Supermarktkette:Metro verkauft Real-Märkte an deutsch-russische SCP-Gruppe

Die Real Filiale in Siegen mit Logo, die Real Maerkte stehen wohl kurz vor dem Verkauf und Zerschlagung Wirtschaft, Feat

Ein Laden der Supermarktkette Real in Siegen.

(Foto: Rene Traut/imago images/Rene Traut)
  • Der Unternehmenswert für den Deal wurde auf etwa eine Milliarde Euro festgelegt.
  • Der Verkauf der Real-Märkte ist der bisher größte Handel von großflächigen Ladengeschäften in Deutschland.
  • Der Kauf wird größtenteils mit Geld des russischen Oligarchen Wladimir Jewtuschenkow finanziert.

Von Michael Kläsgen und Benedikt Müller, Düsseldorf

Die Supermarktkette Real ist am Donnerstagabend offiziell verkauft worden. Die 276 Märkte der Kette werden von dem deutsch-russischen Konsortium SCP Group und X+Bricks übernommen. Das erfuhr die Süddeutsche Zeitung aus Unternehmenskreisen. Bis in die Nacht hatten die Aufsichtsratsgremien beider Seiten getagt. Ein Kaufvertrag ist nun unterschrieben. In dieser Dimension sind in Deutschland noch nie Standortpakete für Großflächen auf einen Schlag verkauft worden. Nach Angaben des Gesamtbetriebsrats müssen 10 000 der insgesamt etwa 34 000 Real-Mitarbeiter mittelfristig mit einer Kündigung rechnen. Die SCP Group finanziert den Kauf größtenteils mit dem Geld des russischen Mischkonzerns AFK Sistema des Oligarchen Wladimir Jewtuschenkow.

Auf der heutigen Aktionärsversammlung des Real-Mutterkonzerns Metro in Düsseldorf demonstrieren Landespolitiker und Real-Verkäuferinnen gegen den Verkauf. Mehrere Hundert Real-Beschäftigte sind gekommen. Viele haben Trillerpfeifen mitgebracht. Sie skandieren vor der Stadthalle den Spruch von Fridays for Future: "Wir sind hier, wir sind laut, weil ihr uns die Zukunft klaut." und auch "Wir woll'n den Olaf sehn." Drinnen tagt derweil die Hauptversammlung der Metro-Aktionäre. In seiner Rede sagt Metro-Chef Olaf Koch: Die Trennung von Real sei "eine der ganz großen Entscheidungen", die ihn auch persönlich schmerze. Derzeit erarbeite man die letzten Details mit SCP. "Die Teams sitzen beim Notar", sagt Koch. "Es wird noch einen Gremien-Vorbehalt geben von SCP."

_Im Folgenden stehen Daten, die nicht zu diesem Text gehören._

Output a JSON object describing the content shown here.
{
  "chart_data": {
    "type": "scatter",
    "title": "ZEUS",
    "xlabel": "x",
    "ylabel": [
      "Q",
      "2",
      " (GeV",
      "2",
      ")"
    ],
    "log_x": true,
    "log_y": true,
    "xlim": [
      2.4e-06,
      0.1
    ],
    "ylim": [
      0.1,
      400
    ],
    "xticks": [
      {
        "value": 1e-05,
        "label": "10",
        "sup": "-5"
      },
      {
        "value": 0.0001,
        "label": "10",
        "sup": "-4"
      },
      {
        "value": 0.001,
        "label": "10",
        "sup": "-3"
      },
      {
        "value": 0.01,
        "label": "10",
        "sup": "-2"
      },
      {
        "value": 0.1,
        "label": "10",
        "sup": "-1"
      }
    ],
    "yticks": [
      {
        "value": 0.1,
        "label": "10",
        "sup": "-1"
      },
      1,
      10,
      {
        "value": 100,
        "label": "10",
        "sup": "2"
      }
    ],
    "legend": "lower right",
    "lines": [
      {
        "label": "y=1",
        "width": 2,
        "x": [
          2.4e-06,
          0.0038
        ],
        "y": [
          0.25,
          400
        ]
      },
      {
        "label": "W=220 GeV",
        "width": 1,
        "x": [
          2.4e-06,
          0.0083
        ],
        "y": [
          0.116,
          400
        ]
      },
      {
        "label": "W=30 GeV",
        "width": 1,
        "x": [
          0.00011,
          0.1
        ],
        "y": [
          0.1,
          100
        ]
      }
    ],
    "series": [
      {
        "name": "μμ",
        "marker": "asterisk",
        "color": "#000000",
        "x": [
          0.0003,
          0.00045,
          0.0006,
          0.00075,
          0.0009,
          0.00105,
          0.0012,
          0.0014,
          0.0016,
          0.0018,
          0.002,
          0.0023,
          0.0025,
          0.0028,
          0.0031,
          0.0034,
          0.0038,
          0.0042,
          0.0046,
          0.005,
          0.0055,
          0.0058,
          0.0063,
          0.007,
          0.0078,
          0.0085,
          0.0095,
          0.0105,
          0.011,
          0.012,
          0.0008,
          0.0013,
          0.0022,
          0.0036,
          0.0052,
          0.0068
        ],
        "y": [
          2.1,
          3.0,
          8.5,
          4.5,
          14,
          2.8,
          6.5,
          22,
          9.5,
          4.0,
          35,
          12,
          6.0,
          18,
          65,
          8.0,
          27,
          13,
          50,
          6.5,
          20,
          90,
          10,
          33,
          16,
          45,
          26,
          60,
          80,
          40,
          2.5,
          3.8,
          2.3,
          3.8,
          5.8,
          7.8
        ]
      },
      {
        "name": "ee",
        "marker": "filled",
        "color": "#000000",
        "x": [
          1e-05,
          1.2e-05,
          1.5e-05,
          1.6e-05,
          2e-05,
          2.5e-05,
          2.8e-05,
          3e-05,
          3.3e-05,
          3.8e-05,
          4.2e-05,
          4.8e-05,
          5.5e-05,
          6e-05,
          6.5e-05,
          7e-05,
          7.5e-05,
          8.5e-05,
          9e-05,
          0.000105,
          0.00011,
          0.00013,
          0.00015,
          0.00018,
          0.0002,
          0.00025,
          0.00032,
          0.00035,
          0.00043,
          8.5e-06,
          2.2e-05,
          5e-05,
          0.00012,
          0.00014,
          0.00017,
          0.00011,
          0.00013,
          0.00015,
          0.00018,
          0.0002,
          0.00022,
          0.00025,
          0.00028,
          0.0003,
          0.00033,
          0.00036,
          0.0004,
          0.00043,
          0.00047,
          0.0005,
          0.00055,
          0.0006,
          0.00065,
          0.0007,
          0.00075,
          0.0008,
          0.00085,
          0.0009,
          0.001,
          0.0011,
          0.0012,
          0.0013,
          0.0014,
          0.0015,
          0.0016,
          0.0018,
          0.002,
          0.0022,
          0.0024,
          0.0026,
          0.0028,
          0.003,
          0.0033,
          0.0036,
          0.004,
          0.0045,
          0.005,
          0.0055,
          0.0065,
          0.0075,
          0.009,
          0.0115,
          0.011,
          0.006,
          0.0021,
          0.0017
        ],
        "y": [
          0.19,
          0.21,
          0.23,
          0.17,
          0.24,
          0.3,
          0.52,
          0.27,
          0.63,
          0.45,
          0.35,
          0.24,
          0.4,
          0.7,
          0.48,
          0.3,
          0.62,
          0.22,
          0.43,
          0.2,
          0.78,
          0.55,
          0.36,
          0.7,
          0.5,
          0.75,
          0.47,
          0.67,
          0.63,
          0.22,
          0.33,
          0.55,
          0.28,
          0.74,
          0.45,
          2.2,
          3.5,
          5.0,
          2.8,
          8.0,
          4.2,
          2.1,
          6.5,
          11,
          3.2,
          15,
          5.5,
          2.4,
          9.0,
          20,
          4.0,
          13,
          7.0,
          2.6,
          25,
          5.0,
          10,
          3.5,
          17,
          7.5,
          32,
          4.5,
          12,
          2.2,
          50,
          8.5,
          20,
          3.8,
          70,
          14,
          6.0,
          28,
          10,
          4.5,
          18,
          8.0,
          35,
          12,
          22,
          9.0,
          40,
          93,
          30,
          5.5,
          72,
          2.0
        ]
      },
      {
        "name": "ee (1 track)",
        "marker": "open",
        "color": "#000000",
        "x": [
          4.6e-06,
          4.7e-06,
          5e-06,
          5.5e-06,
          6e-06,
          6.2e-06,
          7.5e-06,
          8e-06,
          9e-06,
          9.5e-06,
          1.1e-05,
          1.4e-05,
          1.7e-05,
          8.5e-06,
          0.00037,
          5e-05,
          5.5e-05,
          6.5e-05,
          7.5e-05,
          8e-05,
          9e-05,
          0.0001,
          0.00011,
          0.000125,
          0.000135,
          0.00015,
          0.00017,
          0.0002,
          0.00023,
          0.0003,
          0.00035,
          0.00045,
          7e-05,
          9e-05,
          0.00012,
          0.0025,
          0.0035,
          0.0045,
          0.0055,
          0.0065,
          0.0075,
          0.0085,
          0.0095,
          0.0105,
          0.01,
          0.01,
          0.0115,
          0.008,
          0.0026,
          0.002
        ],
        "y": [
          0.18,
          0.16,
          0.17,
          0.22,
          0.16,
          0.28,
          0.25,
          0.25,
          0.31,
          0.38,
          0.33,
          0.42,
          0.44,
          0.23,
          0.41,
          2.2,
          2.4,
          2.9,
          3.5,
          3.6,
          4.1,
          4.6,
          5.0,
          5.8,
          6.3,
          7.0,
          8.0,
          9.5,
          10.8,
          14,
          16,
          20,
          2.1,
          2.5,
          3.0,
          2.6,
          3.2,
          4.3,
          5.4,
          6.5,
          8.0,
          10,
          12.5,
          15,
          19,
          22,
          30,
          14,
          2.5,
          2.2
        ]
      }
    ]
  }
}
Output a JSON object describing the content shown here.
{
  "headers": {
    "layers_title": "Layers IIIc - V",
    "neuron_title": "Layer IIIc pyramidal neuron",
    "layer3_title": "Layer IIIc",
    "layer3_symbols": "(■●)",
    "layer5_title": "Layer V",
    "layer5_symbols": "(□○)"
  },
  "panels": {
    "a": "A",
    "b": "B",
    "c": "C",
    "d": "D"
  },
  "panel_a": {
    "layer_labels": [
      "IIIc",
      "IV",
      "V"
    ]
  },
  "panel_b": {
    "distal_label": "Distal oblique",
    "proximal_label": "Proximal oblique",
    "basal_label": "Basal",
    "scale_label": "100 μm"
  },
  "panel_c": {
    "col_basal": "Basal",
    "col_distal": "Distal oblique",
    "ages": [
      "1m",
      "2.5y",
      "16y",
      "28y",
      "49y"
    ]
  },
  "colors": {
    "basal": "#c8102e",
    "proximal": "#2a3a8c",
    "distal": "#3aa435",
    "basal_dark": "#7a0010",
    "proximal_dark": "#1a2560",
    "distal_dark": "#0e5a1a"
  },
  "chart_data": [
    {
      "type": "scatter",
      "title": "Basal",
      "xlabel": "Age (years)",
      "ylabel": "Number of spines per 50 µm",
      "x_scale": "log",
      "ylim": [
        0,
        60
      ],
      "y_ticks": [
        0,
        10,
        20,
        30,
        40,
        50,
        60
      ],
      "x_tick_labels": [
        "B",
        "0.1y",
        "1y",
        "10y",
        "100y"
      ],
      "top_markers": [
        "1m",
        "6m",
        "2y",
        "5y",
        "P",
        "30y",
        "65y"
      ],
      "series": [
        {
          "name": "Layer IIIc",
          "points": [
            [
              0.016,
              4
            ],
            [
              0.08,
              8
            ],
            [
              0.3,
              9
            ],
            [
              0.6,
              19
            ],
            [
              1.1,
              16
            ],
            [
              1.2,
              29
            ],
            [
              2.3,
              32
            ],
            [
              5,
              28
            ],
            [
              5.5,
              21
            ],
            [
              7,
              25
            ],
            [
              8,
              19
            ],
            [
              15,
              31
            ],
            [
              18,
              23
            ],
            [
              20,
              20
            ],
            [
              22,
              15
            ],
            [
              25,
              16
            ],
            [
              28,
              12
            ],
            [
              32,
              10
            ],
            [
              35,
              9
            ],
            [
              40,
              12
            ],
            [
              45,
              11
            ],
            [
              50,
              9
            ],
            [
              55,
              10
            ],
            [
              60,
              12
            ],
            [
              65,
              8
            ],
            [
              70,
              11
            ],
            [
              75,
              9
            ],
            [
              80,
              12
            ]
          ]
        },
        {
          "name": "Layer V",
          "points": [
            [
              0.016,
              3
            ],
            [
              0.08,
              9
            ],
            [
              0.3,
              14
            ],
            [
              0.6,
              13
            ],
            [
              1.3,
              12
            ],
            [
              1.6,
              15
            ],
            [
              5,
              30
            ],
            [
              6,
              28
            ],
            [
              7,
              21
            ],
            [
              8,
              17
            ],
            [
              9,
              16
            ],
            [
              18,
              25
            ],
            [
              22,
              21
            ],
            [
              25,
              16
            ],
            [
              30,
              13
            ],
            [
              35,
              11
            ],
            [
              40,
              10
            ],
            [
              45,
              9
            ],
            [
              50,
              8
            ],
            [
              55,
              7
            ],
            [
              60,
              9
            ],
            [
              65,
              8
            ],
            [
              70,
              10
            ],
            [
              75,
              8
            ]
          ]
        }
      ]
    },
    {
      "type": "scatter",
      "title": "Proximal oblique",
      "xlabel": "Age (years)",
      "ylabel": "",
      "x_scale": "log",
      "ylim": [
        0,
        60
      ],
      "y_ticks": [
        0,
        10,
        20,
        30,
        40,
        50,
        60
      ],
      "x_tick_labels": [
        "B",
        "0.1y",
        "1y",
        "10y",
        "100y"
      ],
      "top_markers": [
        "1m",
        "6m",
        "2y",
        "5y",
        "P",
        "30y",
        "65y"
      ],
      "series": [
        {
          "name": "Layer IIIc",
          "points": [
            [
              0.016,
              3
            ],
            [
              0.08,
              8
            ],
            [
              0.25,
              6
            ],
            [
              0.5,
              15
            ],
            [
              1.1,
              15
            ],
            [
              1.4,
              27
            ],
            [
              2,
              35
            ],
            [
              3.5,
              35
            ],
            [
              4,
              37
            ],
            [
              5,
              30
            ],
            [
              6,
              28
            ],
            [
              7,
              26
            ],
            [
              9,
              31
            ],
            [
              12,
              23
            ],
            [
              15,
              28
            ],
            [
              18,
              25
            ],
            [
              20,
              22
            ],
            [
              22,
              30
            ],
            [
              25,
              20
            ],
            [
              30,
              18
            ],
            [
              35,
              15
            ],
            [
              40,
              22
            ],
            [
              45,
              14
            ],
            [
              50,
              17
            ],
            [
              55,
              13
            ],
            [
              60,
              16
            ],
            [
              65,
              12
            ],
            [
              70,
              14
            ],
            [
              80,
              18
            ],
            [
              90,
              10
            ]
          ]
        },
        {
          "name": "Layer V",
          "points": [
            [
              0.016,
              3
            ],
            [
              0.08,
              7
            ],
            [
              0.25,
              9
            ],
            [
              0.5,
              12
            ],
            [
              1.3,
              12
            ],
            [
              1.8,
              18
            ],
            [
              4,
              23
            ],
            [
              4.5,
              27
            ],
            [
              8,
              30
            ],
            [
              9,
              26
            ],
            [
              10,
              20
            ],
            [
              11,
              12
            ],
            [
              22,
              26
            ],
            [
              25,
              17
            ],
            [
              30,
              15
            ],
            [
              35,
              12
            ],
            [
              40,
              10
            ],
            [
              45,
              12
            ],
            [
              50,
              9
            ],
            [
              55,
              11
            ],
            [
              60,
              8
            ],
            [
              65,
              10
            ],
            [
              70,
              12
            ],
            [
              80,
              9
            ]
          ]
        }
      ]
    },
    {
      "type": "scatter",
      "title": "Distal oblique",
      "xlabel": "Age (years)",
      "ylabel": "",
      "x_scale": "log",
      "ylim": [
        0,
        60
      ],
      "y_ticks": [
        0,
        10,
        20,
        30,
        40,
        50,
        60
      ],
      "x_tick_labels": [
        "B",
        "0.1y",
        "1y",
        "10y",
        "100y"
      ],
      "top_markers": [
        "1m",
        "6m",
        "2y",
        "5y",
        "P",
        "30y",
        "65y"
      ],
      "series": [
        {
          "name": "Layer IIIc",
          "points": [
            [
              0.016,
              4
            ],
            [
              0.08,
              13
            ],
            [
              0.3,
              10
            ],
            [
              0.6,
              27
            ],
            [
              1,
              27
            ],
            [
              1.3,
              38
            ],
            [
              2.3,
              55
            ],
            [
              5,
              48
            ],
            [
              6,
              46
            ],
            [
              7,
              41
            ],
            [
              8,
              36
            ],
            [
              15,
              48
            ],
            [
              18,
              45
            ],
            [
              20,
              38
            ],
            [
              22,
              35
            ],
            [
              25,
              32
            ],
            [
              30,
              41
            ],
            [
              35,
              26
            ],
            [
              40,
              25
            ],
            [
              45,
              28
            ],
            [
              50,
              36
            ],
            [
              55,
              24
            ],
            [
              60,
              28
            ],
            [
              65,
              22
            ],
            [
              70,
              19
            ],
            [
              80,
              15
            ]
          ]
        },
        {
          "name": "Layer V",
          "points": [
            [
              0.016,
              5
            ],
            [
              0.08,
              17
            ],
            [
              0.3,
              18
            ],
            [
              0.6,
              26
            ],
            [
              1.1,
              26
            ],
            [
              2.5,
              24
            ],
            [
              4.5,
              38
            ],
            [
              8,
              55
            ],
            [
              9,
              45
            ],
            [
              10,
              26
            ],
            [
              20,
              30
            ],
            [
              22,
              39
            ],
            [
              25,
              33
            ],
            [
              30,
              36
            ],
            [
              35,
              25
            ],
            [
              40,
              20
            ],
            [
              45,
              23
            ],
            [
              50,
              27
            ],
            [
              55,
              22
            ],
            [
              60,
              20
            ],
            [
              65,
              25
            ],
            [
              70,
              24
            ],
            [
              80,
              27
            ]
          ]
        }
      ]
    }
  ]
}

Der Aufsichtsrat habe in seiner außerordentlichen Sitzung am Donnerstagabend die Entscheidung zur Trennung von Real gefasst, sagt Aufsichtsratschef Jürgen Steinemann in der Hauptversammlung. "Wir sind überzeugt, dass der Verkauf von Real für die Zukunft von Metro ein richtiger und wichtiger Schritt ist." Die Trennung sei freilich von vielen Emotionen begleitet, so Steinemann, "die kann ich persönlich sehr nachvollziehen."

Der Düsseldorfer Handelskonzern verständigte sich demnach mit dem Konsortium auf einen Unternehmenswert von etwa einer Milliarde Euro. Metro erhält, wie zuvor bekanntgegeben, einen Nettomittelzufluss von etwa 300 Millionen Euro. Weitere 1,5 Milliarden Euro erhofft sich Metro aus dem Verkauf des Mehrheitsanteils am chinesischen Geschäft. Die SCP Group hat ihren Sitz in Luxemburg und London, X+Bricks ist ein auf Supermärkte spezialisierter Immobilienentwickler.

Das Konsortium will 50 Filialen für mindestens zwei Jahre erhalten und weiterbetreiben. Wie die Immobilien-Investoren das bewerkstelligen wollen, ist unklar. Real verliert damit etwa 80 Prozent seines Umsatzes von derzeit knapp sieben Milliarden Euro. Bestimmte Strukturen vom Real Service Management in Düsseldorf müssen dafür aufrechterhalten werden. Andererseits sinkt durch den Verkauf das Einkaufsvolumen, wodurch sich Reals Verhandlungsposition bei den Lieferanten verschlechtert. Im Wettbewerb mit anderen Händlern werden die 50 verbliebenen Märkte dadurch geschwächt, was die Wahrscheinlichkeit mindert, dass sie nach zwei Jahren fortgeführt werden.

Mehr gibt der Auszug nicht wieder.